Tuesday, 10 March 2009

Central America and me

So, off to San Jose I went: via Dallas Fort Worth from Tokyo Narita. Over the date line once more; a very long and tiring flight, not helped much by American Airlines (no vegetarian food despite having made a request for it, and no in flight entertainment). I arrived at 11pm, a little late and was picked up by the hostel I'd booked with. My first opportunity to speak broken Spanish came with the driver, I think I understood about 15% of what he said to me, and some of the conversation almost certainly involved football (made clear to me by the references to David Beckham). The ride cost me $28 which is more than a regular taxi, but I was a little uneasy about taking a taxi by myself in San Jose at night - have you read the dangers and annoyances part in the Lonely Planet?!

Driving through the streets it also became clear that a local football team had been playing, with crowds of people dressed in stripes and colours in the streets. Upon arriving at the hostel it turned out that they'd been celebrating a local win there too. Although the hostel owners were hitting the town with some of the guests, I declined in favour of some sorely needed sleep.

The next day, having resolved to make no plans whatsoever for my trip to Central America, I decided some research was in order. I spent the day researching Spanish schools and deciding which border to cross - the Nicaraguan or the Panamanian. After much deliberation, I'd made up my mind to cross the boarder into Panama and head to the Isla Bocas del Toro to attend the Spanish by the Sea school there. My temptation lying in the idea of learning Spanish on the beach!

I spent a day exploring San Jose with a guy from the hostel named Jimmy; he was a ball of broken-English speaking, stream of consciousness nuttiness. I have literally no idea where we went but managed to sample an ice cream before heading back. In the evening Jimmy took me and another girl from the hostel out for dinner but we ended up wandering around the coca cola bus terminal for about half an hour looking only at fried chicken. Things got a little confusing and Jimmy began to accuse me and Suzuki of only eating "gringo" food when we travelled and how we had no idea about local food in San Jose. Time to head back to the hostel and cook some food there. I was actually happier to cook my own food, most of the street food in San Jose seemed to be chicken based as well as this it was far cheaper to cook.

San Jose was interesting for a day, but it's a city and is mostly shopping, museums and the odd nice looking building. Having just been in Tokyo, I'd had my fill of cities and was looking forward (but not without some trepidation) to heading to Panama for my week of Spanish lessons.

Now without going into too much detail, I researched my journey to Bocas del Toro as though I was going to write a dissertation on it. There is one bus a day from San Jose to a place called Changuinola, from here you can get a local bus or taxi to a small town called Almirante, from here you can get a water taxi to Bocas town. The bus left San Jose at 9am, so (after a brief spell being locked in the hostel and some missing keys) I headed to the Coca Cola. Upon arriving I tout-dodged a man trying to tell me the bus had already left and that he'd drive me in his taxi to the next stop for a nominal fee, and joined the queue.

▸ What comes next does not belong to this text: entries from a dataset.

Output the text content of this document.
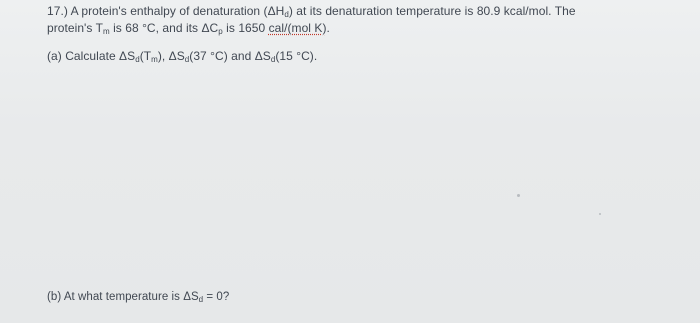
17.) A protein's enthalpy of denaturation $(\Delta H_d)$ at its denaturation temperature is 80.9 kcal/mol. The
protein's $T_m$ is 68 °C, and its $\Delta C_p$ is 1650 cal/(mol K).
(a) Calculate $\Delta S_d(T_m)$, $\Delta S_d(37$ °C) and $\Delta S_d(15$ °C).
(b) At what temperature is $\Delta S_d = 0$?
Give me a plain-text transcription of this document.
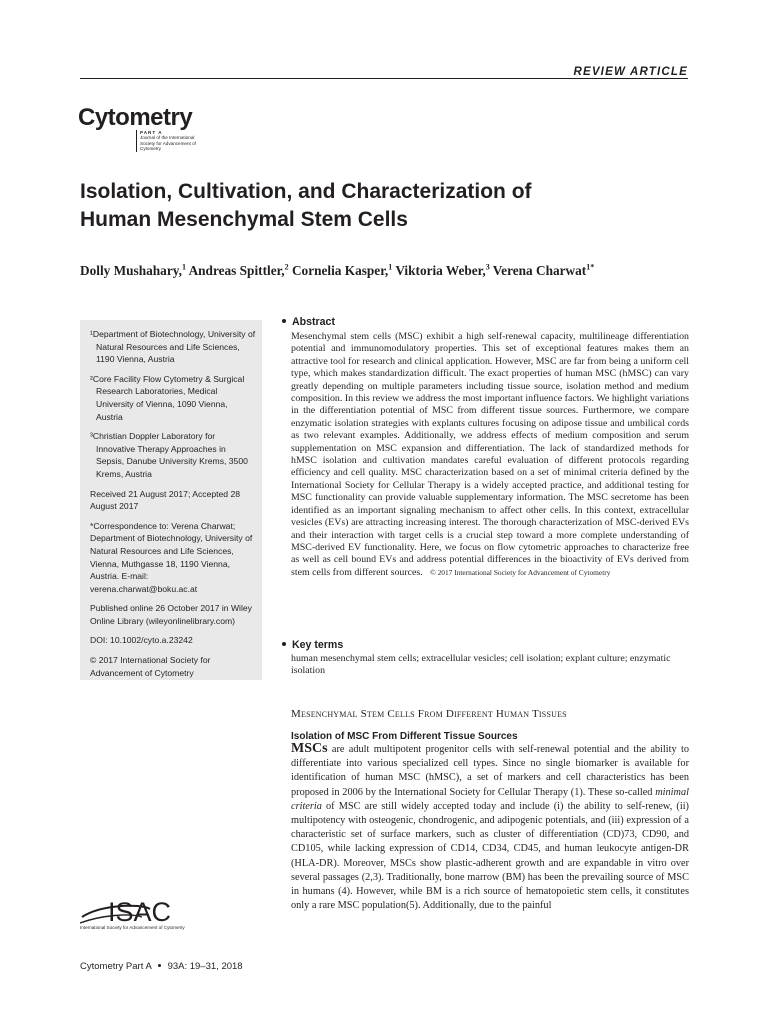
REVIEW ARTICLE
Cytometry
PART A
Journal of the International Society for Advancement of Cytometry
Isolation, Cultivation, and Characterization of
Human Mesenchymal Stem Cells
Dolly Mushahary,$^1$ Andreas Spittler,$^2$ Cornelia Kasper,$^1$ Viktoria Weber,$^3$ Verena Charwat$^{1*}$

¹Department of Biotechnology, University of Natural Resources and Life Sciences, 1190 Vienna, Austria

²Core Facility Flow Cytometry & Surgical Research Laboratories, Medical University of Vienna, 1090 Vienna, Austria

³Christian Doppler Laboratory for Innovative Therapy Approaches in Sepsis, Danube University Krems, 3500 Krems, Austria

Received 21 August 2017; Accepted 28 August 2017

*Correspondence to: Verena Charwat; Department of Biotechnology, University of Natural Resources and Life Sciences, Vienna, Muthgasse 18, 1190 Vienna, Austria. E-mail: verena.charwat@boku.ac.at

Published online 26 October 2017 in Wiley Online Library (wileyonlinelibrary.com)

DOI: 10.1002/cyto.a.23242

© 2017 International Society for Advancement of Cytometry

Abstract

Mesenchymal stem cells (MSC) exhibit a high self-renewal capacity, multilineage differentiation potential and immunomodulatory properties. This set of exceptional features makes them an attractive tool for research and clinical application. However, MSC are far from being a uniform cell type, which makes standardization difficult. The exact properties of human MSC (hMSC) can vary greatly depending on multiple parameters including tissue source, isolation method and medium composition. In this review we address the most important influence factors. We highlight variations in the differentiation potential of MSC from different tissue sources. Furthermore, we compare enzymatic isolation strategies with explants cultures focusing on adipose tissue and umbilical cords as two relevant examples. Additionally, we address effects of medium composition and serum supplementation on MSC expansion and differentiation. The lack of standardized methods for hMSC isolation and cultivation mandates careful evaluation of different protocols regarding efficiency and cell quality. MSC characterization based on a set of minimal criteria defined by the International Society for Cellular Therapy is a widely accepted practice, and additional testing for MSC functionality can provide valuable supplementary information. The MSC secretome has been identified as an important signaling mechanism to affect other cells. In this context, extracellular vesicles (EVs) are attracting increasing interest. The thorough characterization of MSC-derived EVs and their interaction with target cells is a crucial step toward a more complete understanding of MSC-derived EV functionality. Here, we focus on flow cytometric approaches to characterize free as well as cell bound EVs and address potential differences in the bioactivity of EVs derived from stem cells from different sources. © 2017 International Society for Advancement of Cytometry

Key terms

human mesenchymal stem cells; extracellular vesicles; cell isolation; explant culture; enzymatic isolation

Mesenchymal Stem Cells From Different Human Tissues
Isolation of MSC From Different Tissue Sources

MSCs are adult multipotent progenitor cells with self-renewal potential and the ability to differentiate into various specialized cell types. Since no single biomarker is available for identification of human MSC (hMSC), a set of markers and cell characteristics has been proposed in 2006 by the International Society for Cellular Therapy (1). These so-called minimal criteria of MSC are still widely accepted today and include (i) the ability to self-renew, (ii) multipotency with osteogenic, chondrogenic, and adipogenic potentials, and (iii) expression of a characteristic set of surface markers, such as cluster of differentiation (CD)73, CD90, and CD105, while lacking expression of CD14, CD34, CD45, and human leukocyte antigen-DR (HLA-DR). Moreover, MSCs show plastic-adherent growth and are expandable in vitro over several passages (2,3). Traditionally, bone marrow (BM) has been the prevailing source of MSC in humans (4). However, while BM is a rich source of hematopoietic stem cells, it constitutes only a rare MSC population(5). Additionally, due to the painful

ISAC
International Society for Advancement of Cytometry
Cytometry Part A 93A: 19–31, 2018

I'd packed only a small rucksack worth of stuff for my trip to Panama, and the bus wasn't full so I had plenty of room. The trip was pretty straight-forward and comfortable and only cost $9. I met a friendly local called Lenny who helped me with some of the language barriers. This was my first overland boarder crossing and I was a little apprehensive about it. Upon arriving at the boarder, I made one mistake: I forgot to get stamped out of Costa Rica. Now this wouldn't be so bad if I didn't have to therefore walk over a very rickety old bridge, with big gaps between the boards and a 40ft drop below. Being a little nervous of heights, this experience was one I was glad to get over and done with.

To get the stamp into Panama I needed to buy a return ticket which is of course at a premium here being tout-central. There were a number of touts swarming around me and another Dutch guy who was on my bus, prophesying that we were going to miss the last water taxi to the island if we didn't go with them in their taxi. I make a point of not trusting anyone who stinks of alcohol and is offering to drive me somewhere. I convinced the Dutch guy we should just get back on the bus and stick with our original plan, and (despite a hairy moment when a herd of cows escaped onto the road) we made it to Changuinola in plenty of time.

I bartered a taxi for us to Almirante and we made it well before the last water taxi. It's a 45 minute boat ride to Bocas town and it costs $4. The currency in Panama is the Balboa and the American dollar. Dollars are widely excepted, but not Costa Rican Colones (as the Dutch man found out when he tried to pay with them and had no other currency).

After a pretty scenic ride in a very cramped boat I was arrived on Isla Bocas. We two were met by a gentleman who was asking where we were staying, my tout-alarm bells began to ring but turns out he was just a friendly representative from the tourist office and he walked us both to our respective destinations. So I arrived at the Spanish by the Sea school, utterly shattered and gagging for a beer.